Part 2: Clearer pictures, cloudy future
Part 3: Next-gen DVDs take center stage
Both new formats, which have taken years to develop, offer vastly more storage capacity on single DVDs, a prospect that excites movie studios, game developers and other software makers. The formats use blue lasers, which have a shorter wavelength than the red lasers used in today's DVDs, allowing manufacturers to pack more data into the same space.
Both camps say their discs will be playable on today's players, with the creation of a hybrid disc that includes standard DVD content. Both also say their next-generation hardware will also play today's DVDs.
After that, the similarities diminish.
The Blu-ray disc is backed by a large group of consumer electronics and computer companies. Offering 50 gigabytes of storage, it is the more substantial redesign of today's DVD structure. One of its biggest selling points is the fact that Sony has already committed to supporting it in the upcoming Playstation 3.
Blu-ray backers say they can include a standard DVD on one layer of a multilayered disc, so high-definition and standard DVD content will be available without having to flip the disc.

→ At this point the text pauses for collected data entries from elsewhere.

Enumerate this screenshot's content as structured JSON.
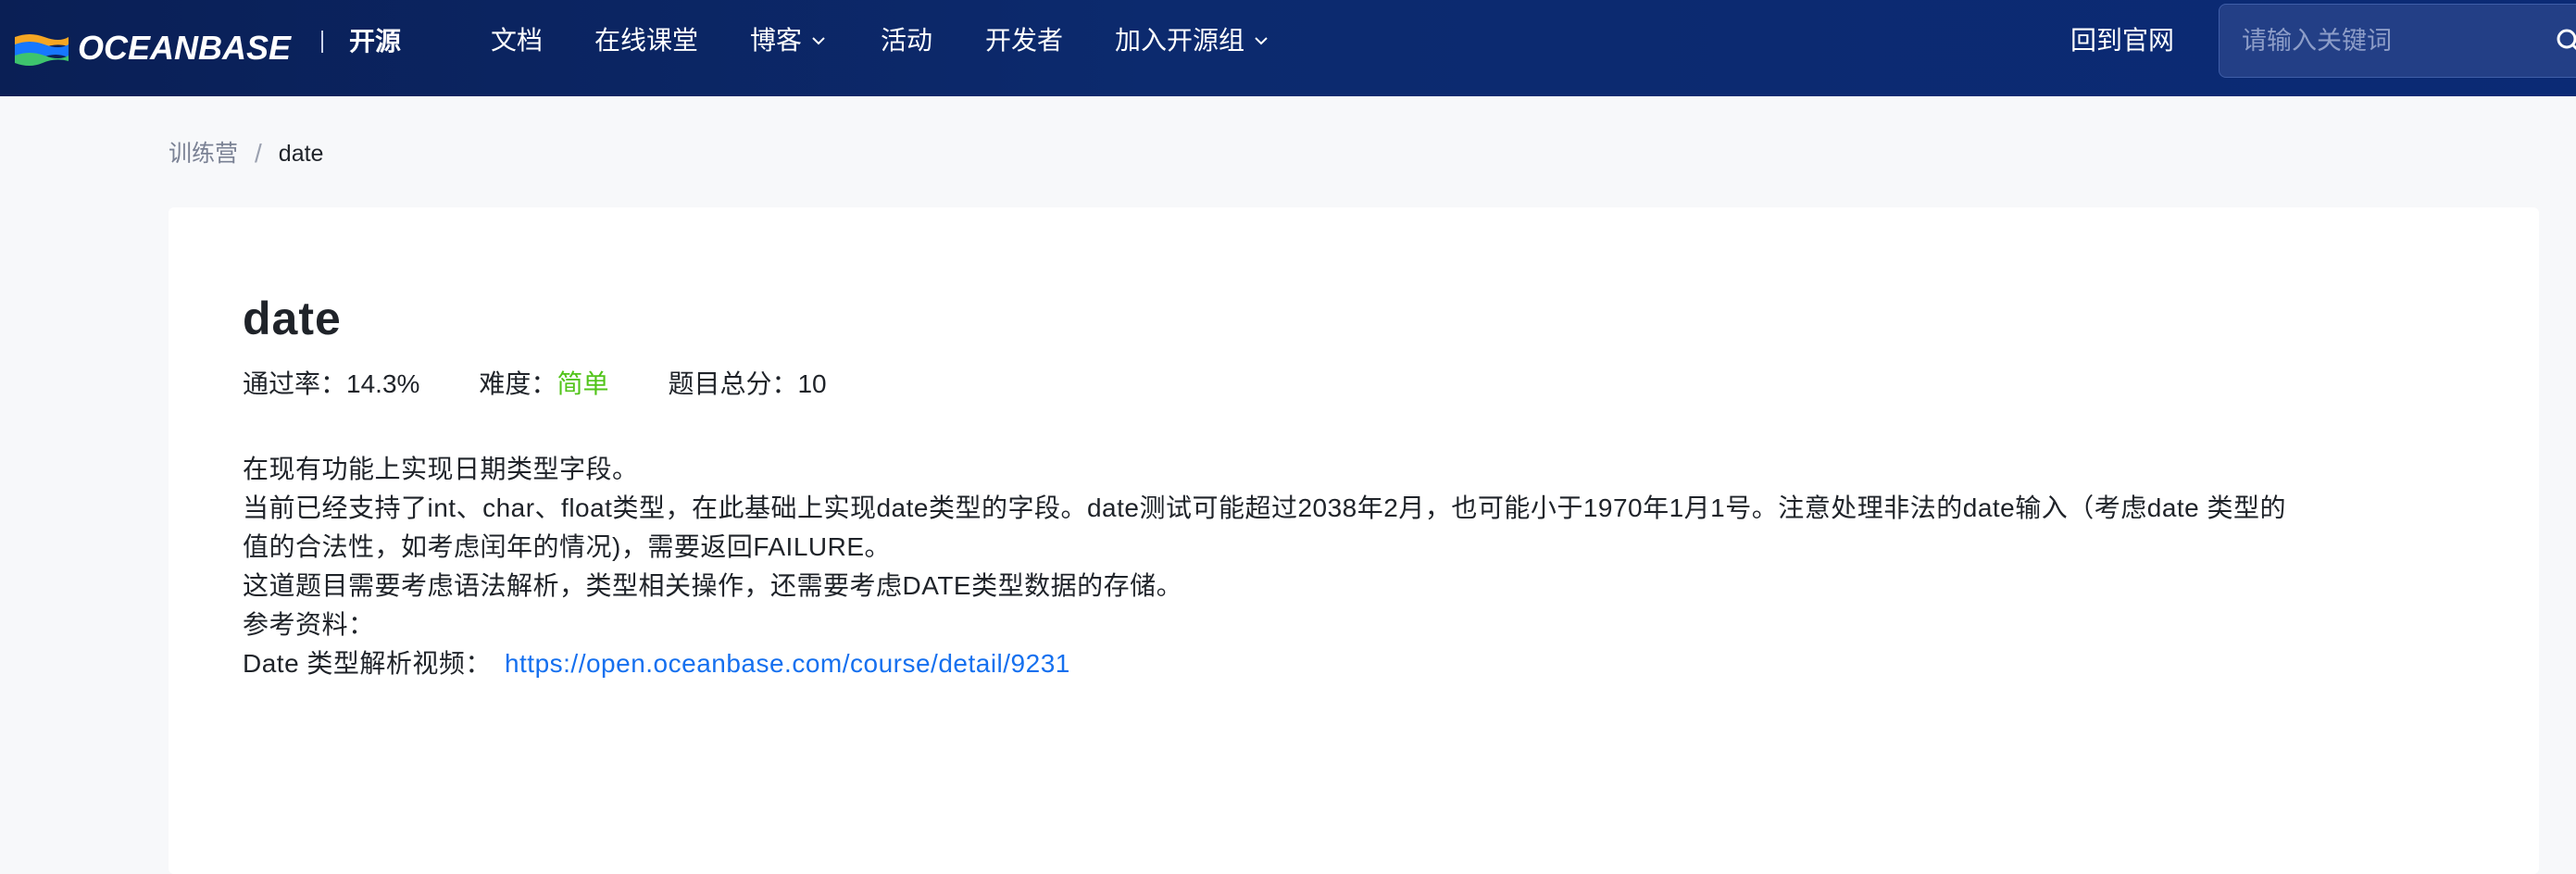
{
  "header": {
    "brand": "OCEANBASE",
    "brand_sub": "开源",
    "nav": {
      "docs": "文档",
      "course": "在线课堂",
      "blog": "博客",
      "events": "活动",
      "developers": "开发者",
      "join": "加入开源组",
      "home": "回到官网"
    },
    "search_placeholder": "请输入关键词"
  },
  "breadcrumb": {
    "parent": "训练营",
    "separator": "/",
    "current": "date"
  },
  "problem": {
    "title": "date",
    "pass_rate_label": "通过率：",
    "pass_rate": "14.3%",
    "difficulty_label": "难度：",
    "difficulty": "简单",
    "total_score_label": "题目总分：",
    "total_score": "10",
    "description": [
      "在现有功能上实现日期类型字段。",
      "当前已经支持了int、char、float类型，在此基础上实现date类型的字段。date测试可能超过2038年2月，也可能小于1970年1月1号。注意处理非法的date输入（考虑date 类型的",
      "值的合法性，如考虑闰年的情况)，需要返回FAILURE。",
      "这道题目需要考虑语法解析，类型相关操作，还需要考虑DATE类型数据的存储。",
      "参考资料："
    ],
    "reference_label": "Date 类型解析视频：",
    "reference_link": "https://open.oceanbase.com/course/detail/9231"
  },
  "colors": {
    "header_bg": "#0b2566",
    "easy": "#52c41a",
    "link": "#1570ef"
  },
  "icons": {
    "logo": "oceanbase-logo-icon",
    "dropdown": "chevron-down-icon",
    "search": "search-icon"
  }
}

The HD DVD format, backed by Toshiba and favoured by a majority of studios, is more similar to today's DVD. It comes in 15-gigabyte, 30-gigabyte or 45-gigabyte forms. Its backers recently added a version that would allow studios to put a conventional DVD on one side and a high-definition version of the movie on the other.
![]() HD DVD |
"The capacity difference between the two is not enough that anyone will notice," said Warner Bros. Chief Technology Officer Chris Cookson. "Interactivity and quality are the same. If we have a choice, what would be the logical reason to pick anything other than HD DVD? There doesn't seem to be any reason for Blu-ray to exist."
Both sides have said for months that they want to come to some agreement that would merge the two specifications, and that talks are ongoing. While early press reports of an imminent agreement have fallen through, neither side is admitting defeat yet.
"We fully agree and concur that a single format is the best bet," said Mark Knox, adviser to the HD DVD promotion division at Toshiba. "We want to talk -- let's talk. We leave everything on the table. We want to find the best single format."
Victor Matsuda, a vice president at Sony's Blu-ray Group, concurred. "Everybody realises that it is in the best interest of us all not to come to market with two formats, to have just the one," he said. "That said, we're not there yet."
![]() Blu-ray disc |
The cost of the standoff could be substantial. According to a recent estimate by analyst firm Sanford C. Bernstein, media companies could lose as much as US$16 billion over seven years if the next-generation DVDs launch with a format war, rather than waiting an extra two years to work out the differences.
Certainly, businesspeople, from the Best Buy executive suites to Chack's small shop on Haight Street, are hoping for a compromise. Retail outlets don't want to stock two versions of the same title, and see little advantage to themselves in supplying both sides.
A Netflix spokesman said his company could not comment on specific plans, but would carry whatever consumers demand.
"Ultimately there will be a standard," Netflix spokesman Steven Swasey said. "It would be good to get there earlier rather than later, rather than having it fractionalised."
Chack said he simply can't afford to buy unless there's a standard. If compromise takes longer, it could push his business even further behind the larger companies that are able to take the uncertainty in stride. But he's optimistic.
"I really think there's going to be compatibility," he said. "Otherwise it's going to be Betamax and VHS again."